Great post! I’m with you 100% in that, the sooner you let go of the expectation of fairness, the better. Fairness is a very poor expectation…
Why didn’t I see this before,love it…great one Jody.NO its not bloody fair.I just like that list, it almost made me laugh..and those unfair childhood memories.We just put up with things as we get older and then realise how unfair it all is…Good point.I suppose, like the teacher said. Just realising….and that other great one liners my Nana used to use ‘Theres always someone worse off than you’
Thanks, Jody – you have a great way of putting things. My Mum always emphasised that we need to be thankful for all the good things in life (and she had lots of unfair things to deal with). She was always so grateful for the love of family and friends. Most days I seem to have picked up her positive outlook, but I think I will always need reminding that it is not personal, and not my doing/ my fault. I am so glad I have found the GW community!
It’s been tough for me to come to terms with life not being fair, but since I acknowledged it I have been better able to deal with my unfairness (miscarriages). Focussing on the unfairness meant I wasn’t noticing the many wonderful things in my life. Another great posting, Jody
I love this post jody. Yes life isn’t fair is it, but as you said nature isn’t fair, nothing’s fair! But this post also made me think of the more fair things I’ve had in life too. Thank you x
I am still shocked that I’m 60 and didn’t have children with my husband! I never asked myself what I really wanted and now that I realize that I wanted a family all along it’s to late. Talk about unfair! We have 2 dogs and I rescued a horse but it’s not the same as having children (I think). I’ m so sad every day. It’s a very deep depression. I pray that I can come out of it one day. All of your postings about different perspectives and feelings help a lot. I know I’m not alone. It just seems like it. Thank you Jody for your website!
Dear god Jodie you’ve got to the nub of it, and talked it through so helpfully for me…thank you! That’s what hurts the most, the fact that others got the gift and I didn’t. And accepting that unfairness is part of life helps take the sting away. It’s not because I didn’t deserve it. It just is. And it sucks. But it is. That’s life… And hell, thank god, I’m not the antelope! Always small mercies!
I waited and waited for the right guy before I got married. My priority was a healthy marriage and I figured if children came with it, it would be a bonus. I was 38 and he was 48. And a year in I caught the baby bug and he admitted that he liked our life as just us two (and he already has a child from his first marriage). He is definitely the guy for me (and after therapy with him discussing this issue I’ve just about made my peace with it) but I’ve been busy beating myself up ever since over the choices I’ve made to get to this point. I don’t know what’s more painful – that life isn’t fair or my self-judging!

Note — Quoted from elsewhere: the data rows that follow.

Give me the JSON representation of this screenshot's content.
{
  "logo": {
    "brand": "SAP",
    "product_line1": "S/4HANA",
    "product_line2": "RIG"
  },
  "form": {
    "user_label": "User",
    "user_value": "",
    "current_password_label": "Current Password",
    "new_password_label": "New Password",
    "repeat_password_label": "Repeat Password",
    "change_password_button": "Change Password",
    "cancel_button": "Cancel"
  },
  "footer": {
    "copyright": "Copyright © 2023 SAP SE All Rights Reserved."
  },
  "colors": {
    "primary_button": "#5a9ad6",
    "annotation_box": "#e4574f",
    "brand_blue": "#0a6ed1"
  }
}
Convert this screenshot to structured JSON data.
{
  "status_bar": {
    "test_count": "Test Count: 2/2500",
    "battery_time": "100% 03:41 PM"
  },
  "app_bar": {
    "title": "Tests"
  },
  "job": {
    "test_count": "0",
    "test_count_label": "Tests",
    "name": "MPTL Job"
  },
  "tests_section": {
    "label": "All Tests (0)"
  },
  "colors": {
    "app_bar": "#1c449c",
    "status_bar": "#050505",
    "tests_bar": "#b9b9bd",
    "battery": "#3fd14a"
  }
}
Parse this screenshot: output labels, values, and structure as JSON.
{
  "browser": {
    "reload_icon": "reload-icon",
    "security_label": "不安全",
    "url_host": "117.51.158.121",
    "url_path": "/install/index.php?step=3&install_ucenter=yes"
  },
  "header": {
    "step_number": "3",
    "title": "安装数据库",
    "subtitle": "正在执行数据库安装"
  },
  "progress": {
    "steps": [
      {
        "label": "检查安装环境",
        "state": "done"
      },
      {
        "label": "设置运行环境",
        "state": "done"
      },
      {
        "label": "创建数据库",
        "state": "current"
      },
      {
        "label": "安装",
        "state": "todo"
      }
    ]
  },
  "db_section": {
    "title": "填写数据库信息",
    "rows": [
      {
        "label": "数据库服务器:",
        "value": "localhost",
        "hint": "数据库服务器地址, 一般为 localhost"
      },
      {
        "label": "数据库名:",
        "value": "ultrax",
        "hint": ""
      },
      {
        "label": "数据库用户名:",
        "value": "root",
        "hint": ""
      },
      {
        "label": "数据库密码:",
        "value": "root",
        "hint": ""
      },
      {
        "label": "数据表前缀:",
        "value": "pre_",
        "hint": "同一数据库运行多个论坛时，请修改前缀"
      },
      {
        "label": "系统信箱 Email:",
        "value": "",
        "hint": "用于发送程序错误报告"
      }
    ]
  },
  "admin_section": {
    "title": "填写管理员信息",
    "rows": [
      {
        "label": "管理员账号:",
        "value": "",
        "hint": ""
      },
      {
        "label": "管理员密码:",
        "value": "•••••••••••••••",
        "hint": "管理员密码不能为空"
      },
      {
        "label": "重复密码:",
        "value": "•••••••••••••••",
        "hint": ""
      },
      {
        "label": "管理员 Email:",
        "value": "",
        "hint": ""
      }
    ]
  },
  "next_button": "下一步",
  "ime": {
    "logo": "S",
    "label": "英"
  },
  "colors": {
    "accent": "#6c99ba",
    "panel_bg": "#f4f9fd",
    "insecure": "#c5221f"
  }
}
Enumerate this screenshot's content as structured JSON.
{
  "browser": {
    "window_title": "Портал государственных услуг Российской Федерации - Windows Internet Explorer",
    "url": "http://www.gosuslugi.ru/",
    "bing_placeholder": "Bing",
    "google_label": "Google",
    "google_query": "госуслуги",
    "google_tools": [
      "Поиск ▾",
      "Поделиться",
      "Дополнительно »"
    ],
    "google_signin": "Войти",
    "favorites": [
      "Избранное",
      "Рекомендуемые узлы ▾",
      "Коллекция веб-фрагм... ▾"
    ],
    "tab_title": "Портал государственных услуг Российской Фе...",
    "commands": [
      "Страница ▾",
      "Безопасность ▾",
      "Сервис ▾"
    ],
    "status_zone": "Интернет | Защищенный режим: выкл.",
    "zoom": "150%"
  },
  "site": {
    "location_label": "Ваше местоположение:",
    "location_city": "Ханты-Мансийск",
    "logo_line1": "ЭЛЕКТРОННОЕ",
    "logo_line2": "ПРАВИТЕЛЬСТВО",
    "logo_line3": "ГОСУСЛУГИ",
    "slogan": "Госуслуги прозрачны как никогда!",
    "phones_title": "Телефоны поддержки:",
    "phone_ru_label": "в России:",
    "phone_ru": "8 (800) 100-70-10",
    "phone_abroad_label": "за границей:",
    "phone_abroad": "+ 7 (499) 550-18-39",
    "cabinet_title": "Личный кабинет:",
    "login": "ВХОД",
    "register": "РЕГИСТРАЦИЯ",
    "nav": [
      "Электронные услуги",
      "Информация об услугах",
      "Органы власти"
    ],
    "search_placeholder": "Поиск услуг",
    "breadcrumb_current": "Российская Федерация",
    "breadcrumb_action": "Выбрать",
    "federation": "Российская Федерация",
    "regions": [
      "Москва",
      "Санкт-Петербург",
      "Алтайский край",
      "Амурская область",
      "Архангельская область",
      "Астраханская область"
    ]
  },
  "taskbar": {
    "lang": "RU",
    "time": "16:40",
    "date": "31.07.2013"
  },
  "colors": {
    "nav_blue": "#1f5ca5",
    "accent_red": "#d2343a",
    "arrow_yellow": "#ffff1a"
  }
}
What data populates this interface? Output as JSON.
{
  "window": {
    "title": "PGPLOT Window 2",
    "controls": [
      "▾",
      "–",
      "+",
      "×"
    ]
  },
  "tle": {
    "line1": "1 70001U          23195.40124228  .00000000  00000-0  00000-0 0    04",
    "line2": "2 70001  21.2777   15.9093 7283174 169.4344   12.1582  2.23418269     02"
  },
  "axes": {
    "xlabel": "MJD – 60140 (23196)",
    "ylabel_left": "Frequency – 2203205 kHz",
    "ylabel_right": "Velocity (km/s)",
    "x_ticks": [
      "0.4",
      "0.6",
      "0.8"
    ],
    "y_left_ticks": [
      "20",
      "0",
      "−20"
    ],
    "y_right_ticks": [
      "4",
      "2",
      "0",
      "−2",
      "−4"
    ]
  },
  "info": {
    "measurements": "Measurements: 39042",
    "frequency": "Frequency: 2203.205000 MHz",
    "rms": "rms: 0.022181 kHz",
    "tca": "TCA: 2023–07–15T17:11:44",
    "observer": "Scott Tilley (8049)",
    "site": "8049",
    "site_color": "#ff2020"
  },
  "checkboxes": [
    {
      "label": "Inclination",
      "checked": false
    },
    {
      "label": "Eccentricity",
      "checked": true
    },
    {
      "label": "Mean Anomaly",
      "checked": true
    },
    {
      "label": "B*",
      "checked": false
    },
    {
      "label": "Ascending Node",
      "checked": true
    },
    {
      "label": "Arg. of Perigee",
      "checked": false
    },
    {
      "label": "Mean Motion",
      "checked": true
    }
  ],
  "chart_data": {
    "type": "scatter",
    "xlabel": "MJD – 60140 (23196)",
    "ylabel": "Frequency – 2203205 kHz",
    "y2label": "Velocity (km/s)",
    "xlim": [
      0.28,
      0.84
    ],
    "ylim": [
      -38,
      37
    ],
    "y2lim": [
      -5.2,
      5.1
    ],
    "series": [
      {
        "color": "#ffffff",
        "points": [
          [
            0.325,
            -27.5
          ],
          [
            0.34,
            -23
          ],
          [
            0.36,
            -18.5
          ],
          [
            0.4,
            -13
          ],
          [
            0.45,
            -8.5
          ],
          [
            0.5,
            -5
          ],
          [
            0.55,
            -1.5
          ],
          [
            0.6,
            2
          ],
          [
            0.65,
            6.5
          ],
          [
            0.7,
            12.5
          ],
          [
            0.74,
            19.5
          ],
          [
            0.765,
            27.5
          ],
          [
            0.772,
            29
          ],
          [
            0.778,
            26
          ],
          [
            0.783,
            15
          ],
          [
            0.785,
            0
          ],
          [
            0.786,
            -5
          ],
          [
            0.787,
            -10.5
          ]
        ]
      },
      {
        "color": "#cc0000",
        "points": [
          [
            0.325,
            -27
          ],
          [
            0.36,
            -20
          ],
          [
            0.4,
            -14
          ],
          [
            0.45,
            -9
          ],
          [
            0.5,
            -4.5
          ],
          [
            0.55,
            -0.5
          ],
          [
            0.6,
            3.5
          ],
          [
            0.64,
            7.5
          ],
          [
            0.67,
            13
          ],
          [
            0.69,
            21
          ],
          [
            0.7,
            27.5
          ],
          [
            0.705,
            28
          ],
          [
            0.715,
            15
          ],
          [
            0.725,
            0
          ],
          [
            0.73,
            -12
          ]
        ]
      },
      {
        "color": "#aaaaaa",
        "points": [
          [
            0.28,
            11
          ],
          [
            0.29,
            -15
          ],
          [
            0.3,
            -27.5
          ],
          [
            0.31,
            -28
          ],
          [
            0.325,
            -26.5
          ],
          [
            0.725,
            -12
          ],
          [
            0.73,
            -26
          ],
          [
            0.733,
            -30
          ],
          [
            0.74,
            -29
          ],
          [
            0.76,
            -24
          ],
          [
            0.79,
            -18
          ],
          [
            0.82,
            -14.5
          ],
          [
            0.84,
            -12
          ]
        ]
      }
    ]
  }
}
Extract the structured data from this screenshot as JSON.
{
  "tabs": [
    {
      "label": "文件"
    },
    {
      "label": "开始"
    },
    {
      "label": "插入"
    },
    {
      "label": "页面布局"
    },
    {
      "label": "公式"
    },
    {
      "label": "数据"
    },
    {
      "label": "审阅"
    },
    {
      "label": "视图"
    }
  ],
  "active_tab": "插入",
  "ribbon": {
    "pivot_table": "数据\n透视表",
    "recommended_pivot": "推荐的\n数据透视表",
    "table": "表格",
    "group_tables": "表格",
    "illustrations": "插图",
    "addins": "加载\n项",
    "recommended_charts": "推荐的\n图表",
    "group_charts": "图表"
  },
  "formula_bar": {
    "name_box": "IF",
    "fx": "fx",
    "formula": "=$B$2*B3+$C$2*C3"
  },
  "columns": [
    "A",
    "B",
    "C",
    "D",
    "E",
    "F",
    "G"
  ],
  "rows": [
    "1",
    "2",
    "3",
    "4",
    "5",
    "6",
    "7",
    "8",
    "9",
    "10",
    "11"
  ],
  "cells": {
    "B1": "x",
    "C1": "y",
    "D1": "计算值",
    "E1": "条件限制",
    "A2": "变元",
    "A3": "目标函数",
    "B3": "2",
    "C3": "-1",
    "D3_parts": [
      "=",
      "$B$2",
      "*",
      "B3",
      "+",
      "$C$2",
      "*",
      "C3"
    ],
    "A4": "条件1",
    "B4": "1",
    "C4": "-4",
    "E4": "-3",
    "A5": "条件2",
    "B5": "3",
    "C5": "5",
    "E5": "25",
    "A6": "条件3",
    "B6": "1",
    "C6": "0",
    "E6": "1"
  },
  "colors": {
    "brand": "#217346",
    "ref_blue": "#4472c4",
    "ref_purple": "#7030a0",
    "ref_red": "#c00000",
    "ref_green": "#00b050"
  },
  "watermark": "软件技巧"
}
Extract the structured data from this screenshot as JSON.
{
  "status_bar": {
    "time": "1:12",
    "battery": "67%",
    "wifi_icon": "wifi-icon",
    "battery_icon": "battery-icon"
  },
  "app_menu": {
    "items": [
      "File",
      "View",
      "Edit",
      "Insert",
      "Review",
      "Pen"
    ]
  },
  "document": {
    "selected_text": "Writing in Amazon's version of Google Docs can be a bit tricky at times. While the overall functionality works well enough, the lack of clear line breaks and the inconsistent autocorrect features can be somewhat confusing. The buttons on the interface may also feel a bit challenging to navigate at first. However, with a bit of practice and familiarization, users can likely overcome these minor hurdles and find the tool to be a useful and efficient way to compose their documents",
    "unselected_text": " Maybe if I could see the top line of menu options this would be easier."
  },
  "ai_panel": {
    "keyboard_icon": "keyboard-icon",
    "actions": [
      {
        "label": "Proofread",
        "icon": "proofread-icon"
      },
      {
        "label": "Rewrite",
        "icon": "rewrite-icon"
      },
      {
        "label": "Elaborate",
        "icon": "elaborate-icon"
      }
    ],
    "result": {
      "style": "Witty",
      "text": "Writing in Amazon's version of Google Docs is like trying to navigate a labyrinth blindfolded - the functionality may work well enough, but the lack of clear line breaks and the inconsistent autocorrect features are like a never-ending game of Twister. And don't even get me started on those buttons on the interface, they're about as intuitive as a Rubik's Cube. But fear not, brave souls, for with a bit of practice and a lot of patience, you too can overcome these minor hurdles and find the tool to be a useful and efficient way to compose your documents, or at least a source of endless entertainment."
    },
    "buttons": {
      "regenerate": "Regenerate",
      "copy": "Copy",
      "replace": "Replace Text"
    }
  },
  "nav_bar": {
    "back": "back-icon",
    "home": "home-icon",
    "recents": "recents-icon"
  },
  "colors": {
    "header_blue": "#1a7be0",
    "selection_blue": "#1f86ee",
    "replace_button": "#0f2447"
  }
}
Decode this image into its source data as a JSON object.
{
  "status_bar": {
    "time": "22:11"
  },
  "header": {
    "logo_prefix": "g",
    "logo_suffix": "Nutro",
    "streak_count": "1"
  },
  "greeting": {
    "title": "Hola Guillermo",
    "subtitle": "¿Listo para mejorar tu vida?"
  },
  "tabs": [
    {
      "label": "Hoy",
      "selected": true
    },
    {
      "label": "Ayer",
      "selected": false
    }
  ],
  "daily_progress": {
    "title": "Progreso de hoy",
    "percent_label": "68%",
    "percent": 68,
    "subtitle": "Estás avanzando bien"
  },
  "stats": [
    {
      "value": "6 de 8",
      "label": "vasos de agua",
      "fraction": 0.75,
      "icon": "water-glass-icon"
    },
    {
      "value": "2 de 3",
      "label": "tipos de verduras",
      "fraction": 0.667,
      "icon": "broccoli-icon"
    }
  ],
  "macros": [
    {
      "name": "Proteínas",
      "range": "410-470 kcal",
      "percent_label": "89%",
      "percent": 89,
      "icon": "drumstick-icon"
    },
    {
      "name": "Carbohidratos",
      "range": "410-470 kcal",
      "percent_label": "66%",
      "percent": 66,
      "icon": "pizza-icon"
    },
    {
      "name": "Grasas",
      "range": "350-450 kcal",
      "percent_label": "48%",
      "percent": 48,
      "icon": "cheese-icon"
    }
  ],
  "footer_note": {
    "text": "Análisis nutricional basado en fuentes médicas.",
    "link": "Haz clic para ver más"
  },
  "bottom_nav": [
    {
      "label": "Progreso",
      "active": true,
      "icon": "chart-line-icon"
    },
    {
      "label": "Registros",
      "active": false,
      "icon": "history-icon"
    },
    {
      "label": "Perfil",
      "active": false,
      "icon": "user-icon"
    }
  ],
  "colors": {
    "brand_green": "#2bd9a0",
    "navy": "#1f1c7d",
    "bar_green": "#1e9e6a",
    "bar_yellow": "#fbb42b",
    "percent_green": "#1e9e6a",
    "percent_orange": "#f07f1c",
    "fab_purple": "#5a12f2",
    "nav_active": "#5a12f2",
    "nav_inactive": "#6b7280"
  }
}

This post brings up a lot of emotions. One of them, I have to admit, is relief. It’s not all my fault? Maybe I should ease up a bit on myself.
Thanks for the post. It’s very true, although hard to accept. For some reason, I thought exactly as you describe in the post and tried to do all the right things and to be responsible. I may have left it too late now, but that is life, and I remind myself that I am not the only one and that there is more to life.